Goede moeders trekken hun kinderen de keuken in om ze te leren hoe je een roe maakt voor sauzen, hoe je aardappels kookt, vlees braadt, pudding maakt. In reclamefilmpjes zie je moeders altijd zo zorgzaam en geduldig bezig met hun kind. Echte moeders zoals ik doen dat anders. Mijn zoon is nu ver in de twintig, runt samen met zijn vriendin een eigen tweepersoonshuishoudentje, en komt niet veel verder dan pasta.
Rode bieten uit een potje kookte hij laatst tot moes en worteltjes wast hij pas als ze geschrapt én geschaafd zijn. Mijn keukenhart doet er zeer van. “Mijn schuld, ik heb jullie niets geleerd’, trek ik het boetekleed aan. “Dat klopt”, stemt mijn dochter hardvochtig in. Laatst stond ze appeltaart te bakken met een vriendin. “Ik heb de appels geschild en de reepjes deeg gesneden”, meldt mijn nazaat trots. Verder reikt haar kennis van appeltaart niet.

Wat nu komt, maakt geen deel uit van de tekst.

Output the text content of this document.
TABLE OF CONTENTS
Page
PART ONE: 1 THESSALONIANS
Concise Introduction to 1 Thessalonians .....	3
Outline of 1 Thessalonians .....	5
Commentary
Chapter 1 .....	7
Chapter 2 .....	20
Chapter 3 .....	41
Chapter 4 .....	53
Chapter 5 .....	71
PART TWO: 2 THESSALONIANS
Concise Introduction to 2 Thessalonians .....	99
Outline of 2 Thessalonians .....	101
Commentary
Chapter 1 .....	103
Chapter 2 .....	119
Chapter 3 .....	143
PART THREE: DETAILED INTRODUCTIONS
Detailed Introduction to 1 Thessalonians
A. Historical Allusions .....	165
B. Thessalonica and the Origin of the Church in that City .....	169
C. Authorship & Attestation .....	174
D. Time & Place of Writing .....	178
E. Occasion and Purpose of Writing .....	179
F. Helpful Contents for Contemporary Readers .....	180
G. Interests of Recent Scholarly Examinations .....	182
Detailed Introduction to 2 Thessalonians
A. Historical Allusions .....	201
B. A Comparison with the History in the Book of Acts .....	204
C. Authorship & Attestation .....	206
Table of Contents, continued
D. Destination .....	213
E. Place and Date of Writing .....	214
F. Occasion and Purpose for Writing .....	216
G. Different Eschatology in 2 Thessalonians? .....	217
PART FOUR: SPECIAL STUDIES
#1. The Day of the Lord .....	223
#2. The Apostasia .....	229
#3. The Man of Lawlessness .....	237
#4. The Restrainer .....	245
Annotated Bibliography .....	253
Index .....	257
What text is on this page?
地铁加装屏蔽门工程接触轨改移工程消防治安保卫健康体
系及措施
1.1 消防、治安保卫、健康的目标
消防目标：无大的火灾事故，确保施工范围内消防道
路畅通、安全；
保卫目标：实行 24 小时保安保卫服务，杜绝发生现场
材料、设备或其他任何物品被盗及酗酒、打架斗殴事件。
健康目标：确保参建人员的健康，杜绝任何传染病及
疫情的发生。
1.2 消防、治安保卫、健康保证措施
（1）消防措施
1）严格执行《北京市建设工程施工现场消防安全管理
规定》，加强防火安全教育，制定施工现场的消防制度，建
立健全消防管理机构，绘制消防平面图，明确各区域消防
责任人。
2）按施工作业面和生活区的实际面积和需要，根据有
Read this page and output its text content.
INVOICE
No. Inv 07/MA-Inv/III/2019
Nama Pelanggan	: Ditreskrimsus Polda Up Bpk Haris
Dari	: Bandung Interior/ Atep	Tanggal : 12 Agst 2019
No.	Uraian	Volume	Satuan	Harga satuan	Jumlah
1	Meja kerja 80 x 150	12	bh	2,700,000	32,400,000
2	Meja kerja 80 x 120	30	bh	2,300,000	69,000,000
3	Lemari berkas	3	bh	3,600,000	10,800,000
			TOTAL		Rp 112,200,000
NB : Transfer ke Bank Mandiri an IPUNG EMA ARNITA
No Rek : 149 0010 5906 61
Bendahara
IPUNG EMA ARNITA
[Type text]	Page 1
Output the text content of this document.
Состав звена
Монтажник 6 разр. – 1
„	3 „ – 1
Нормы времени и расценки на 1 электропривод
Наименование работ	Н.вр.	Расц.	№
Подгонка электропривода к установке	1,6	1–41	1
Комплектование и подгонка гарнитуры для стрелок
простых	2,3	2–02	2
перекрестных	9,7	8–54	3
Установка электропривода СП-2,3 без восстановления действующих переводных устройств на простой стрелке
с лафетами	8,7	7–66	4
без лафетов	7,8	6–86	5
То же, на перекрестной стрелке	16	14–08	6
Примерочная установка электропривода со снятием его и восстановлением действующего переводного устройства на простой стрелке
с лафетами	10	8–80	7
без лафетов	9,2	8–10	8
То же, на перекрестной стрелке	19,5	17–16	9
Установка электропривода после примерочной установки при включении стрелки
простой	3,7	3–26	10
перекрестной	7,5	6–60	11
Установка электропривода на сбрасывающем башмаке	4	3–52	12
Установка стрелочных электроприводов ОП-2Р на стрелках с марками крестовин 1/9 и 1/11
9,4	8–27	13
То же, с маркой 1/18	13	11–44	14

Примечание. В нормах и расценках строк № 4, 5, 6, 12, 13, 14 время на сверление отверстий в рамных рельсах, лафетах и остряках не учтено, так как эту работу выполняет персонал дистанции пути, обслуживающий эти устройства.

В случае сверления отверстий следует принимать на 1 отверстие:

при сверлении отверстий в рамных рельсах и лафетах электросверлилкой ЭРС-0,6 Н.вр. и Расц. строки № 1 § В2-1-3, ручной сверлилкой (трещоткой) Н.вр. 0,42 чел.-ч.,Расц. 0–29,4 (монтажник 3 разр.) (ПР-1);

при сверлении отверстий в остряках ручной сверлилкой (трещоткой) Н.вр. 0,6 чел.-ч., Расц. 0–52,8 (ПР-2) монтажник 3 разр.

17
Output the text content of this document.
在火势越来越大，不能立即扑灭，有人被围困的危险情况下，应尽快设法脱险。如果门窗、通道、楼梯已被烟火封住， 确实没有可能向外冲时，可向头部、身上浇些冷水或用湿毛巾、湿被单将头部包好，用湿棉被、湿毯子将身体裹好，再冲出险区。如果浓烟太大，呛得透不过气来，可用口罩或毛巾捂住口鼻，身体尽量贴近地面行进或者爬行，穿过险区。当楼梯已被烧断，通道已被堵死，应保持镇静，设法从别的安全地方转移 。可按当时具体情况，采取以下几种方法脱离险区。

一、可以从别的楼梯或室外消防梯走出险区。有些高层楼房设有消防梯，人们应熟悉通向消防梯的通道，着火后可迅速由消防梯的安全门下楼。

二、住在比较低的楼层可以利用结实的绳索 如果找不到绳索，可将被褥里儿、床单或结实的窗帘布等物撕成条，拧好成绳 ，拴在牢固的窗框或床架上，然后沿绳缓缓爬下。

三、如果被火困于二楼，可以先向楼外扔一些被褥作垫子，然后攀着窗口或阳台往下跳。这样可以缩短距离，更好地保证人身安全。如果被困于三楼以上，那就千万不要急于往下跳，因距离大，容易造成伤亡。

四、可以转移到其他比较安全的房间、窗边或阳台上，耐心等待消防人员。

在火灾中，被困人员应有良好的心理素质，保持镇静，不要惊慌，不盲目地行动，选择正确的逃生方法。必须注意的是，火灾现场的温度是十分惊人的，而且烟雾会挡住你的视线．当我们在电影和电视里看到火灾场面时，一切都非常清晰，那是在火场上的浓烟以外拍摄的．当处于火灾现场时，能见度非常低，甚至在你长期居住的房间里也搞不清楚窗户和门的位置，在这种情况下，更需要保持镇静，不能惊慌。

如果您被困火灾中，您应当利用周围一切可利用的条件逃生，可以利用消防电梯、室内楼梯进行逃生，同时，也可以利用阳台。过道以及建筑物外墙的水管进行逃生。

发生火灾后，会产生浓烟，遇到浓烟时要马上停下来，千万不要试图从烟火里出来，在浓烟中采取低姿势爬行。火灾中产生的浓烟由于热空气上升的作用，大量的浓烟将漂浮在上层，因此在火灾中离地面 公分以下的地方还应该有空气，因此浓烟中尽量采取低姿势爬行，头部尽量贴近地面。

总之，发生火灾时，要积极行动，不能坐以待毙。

Ik was te druk en te ongeduldig, toen mijn kinderen jonger waren. Bovendien kan ik, nog steeds, niemand velen in de keuken. Ik ben zo’n keukenheks die erop los rammelt met potten en pannen, drie dingen tegelijk doet en de regie voor geen meter uit handen kan geven.
Toch hebben we wel genoten, toen de kinderen klein waren. Mijn dochter stak genoeglijk haar hele hoofd in de beslagkom van de ananaspudding, om al likkend geen spoortje te missen. En op vrijdagavond doken we met een stuk zelfgemaakte bananentaart in de bank voor de Henny Huisman playbackshow. De lucht van de gebakken taartbodem nog om ons heen.
Vanavond ga ik bij mijn zoon eten. Pasta, vrees ik.